The study stands out as one of the few studies specifically focusing on the Indian
population with a thorough examination of both maternal and fetal outcomes on the
basis of sFlt/PlGF ratio. However, the study also faces several limitations. The small
sample size and the heterogeneity of the population may affect the generalizability
of the findings. Being a single center study and a retrospective cohort based analysis
further restricts its applicability. The retrospective design may introduce selection
bias, as data collection was dependent on available records, which might not fully
capture all relevant clinical details. Additionally, the study population was limited
to a specific setting, which could affect the generalizability of the findings. Additionally,
the lack of comparison with other biochemical or clinical markers limits the scope
of the findings. This study highlights the clinical utility of the sFLT-1/PlGF ratio
in the early identification and better triaging of HDP. By enabling more accurate
risk stratification, this biomarker can significantly improve maternal and fetal outcomes,
particularly in low resource settings where targeted monitoring is crucial.

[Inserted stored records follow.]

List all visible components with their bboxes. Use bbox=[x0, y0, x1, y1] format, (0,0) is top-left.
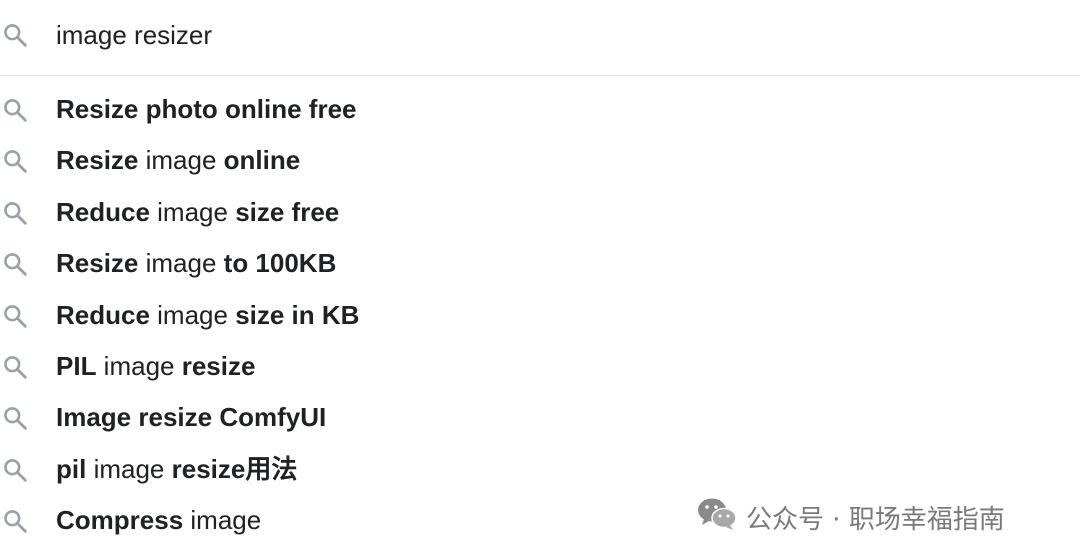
suggestion-query-part: image bbox=[138, 145, 224, 176]
search-input[interactable]: image resizer bbox=[56, 18, 212, 52]
suggestion-bold-part: size free bbox=[235, 196, 340, 227]
suggestion-query-part: image bbox=[149, 196, 236, 227]
suggestion-bold-part: pil bbox=[56, 453, 87, 484]
search-icon bbox=[2, 200, 28, 226]
suggestion-bold-part: Reduce bbox=[56, 196, 150, 227]
watermark-text: 公众号 · 职场幸福指南 bbox=[746, 504, 1005, 535]
suggestion-bold-part: Compress bbox=[56, 505, 184, 536]
suggestion-bold-part: resize bbox=[181, 350, 256, 381]
suggestion-query-part: image bbox=[138, 248, 224, 279]
search-icon bbox=[2, 457, 28, 483]
suggestion-text: Reduce image size free bbox=[56, 195, 339, 229]
search-icon bbox=[2, 22, 28, 48]
search-bar[interactable]: image resizer bbox=[0, 0, 1080, 76]
suggestion-text: Image resize ComfyUI bbox=[56, 400, 326, 434]
watermark: 公众号 · 职场幸福指南 bbox=[696, 497, 1005, 537]
wechat-icon bbox=[696, 496, 738, 539]
suggestion-item[interactable]: Image resize ComfyUI bbox=[0, 392, 1080, 443]
search-icon bbox=[2, 251, 28, 277]
suggestion-item[interactable]: PIL image resize bbox=[0, 341, 1080, 392]
suggestion-text: Reduce image size in KB bbox=[56, 298, 359, 332]
suggestion-text: Resize photo online free bbox=[56, 92, 357, 126]
suggestion-text: Resize image to 100KB bbox=[56, 246, 336, 280]
suggestion-bold-part: size in KB bbox=[235, 299, 360, 330]
suggestion-item[interactable]: Reduce image size in KB bbox=[0, 290, 1080, 341]
suggestion-item[interactable]: Resize image to 100KB bbox=[0, 238, 1080, 289]
suggestion-bold-part: Resize bbox=[56, 248, 139, 279]
suggestion-item[interactable]: Reduce image size free bbox=[0, 187, 1080, 238]
search-icon bbox=[2, 508, 28, 534]
suggestion-query-part: image bbox=[183, 505, 262, 536]
suggestion-query-part: image bbox=[96, 350, 182, 381]
suggestion-item[interactable]: Resize photo online free bbox=[0, 84, 1080, 135]
suggestion-list: Resize photo online free Resize image onl… bbox=[0, 84, 1080, 547]
suggestion-bold-part: online bbox=[223, 145, 301, 176]
suggestion-text: PIL image resize bbox=[56, 349, 255, 383]
suggestion-bold-part: Reduce bbox=[56, 299, 150, 330]
search-icon bbox=[2, 354, 28, 380]
suggestion-bold-part: to 100KB bbox=[223, 248, 337, 279]
search-icon bbox=[2, 303, 28, 329]
search-icon bbox=[2, 148, 28, 174]
suggestion-bold-part: Resize photo online free bbox=[56, 94, 357, 124]
suggestion-text: pil image resize用法 bbox=[56, 452, 297, 486]
suggestion-query-part: image bbox=[149, 299, 236, 330]
suggestion-bold-part: Image resize ComfyUI bbox=[56, 402, 327, 433]
search-icon bbox=[2, 405, 28, 431]
suggestion-query-part: image bbox=[86, 453, 172, 484]
search-icon bbox=[2, 97, 28, 123]
suggestion-text: Resize image online bbox=[56, 143, 300, 177]
suggestion-item[interactable]: pil image resize用法 bbox=[0, 444, 1080, 495]
suggestion-item[interactable]: Resize image online bbox=[0, 135, 1080, 186]
suggestion-text: Compress image bbox=[56, 503, 261, 537]
suggestion-bold-part: Resize bbox=[56, 145, 139, 176]
suggestion-bold-part: PIL bbox=[56, 350, 97, 381]
suggestion-bold-part: resize用法 bbox=[171, 453, 298, 484]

This study demonstrates the potential of biomarkers as a valuable tool in clinical
practice for improving diagnosis and patient outcomes. However, its integration into
routine care requires careful consideration. To facilitate the adoption of this biomarker,
we recommend conducting further validation studies across diverse populations to provide
stronger evidence by minimizing selection bias and allowing for standardized data
collection. Such studies would help validate the predictive performance of the sFlt/PlGF
ratio and assess its utility across different clinical settings to establish its robustness
and generalizability. A thorough cost effectiveness analysis will also be crucial
in evaluating its affordability and accessibility in real world settings.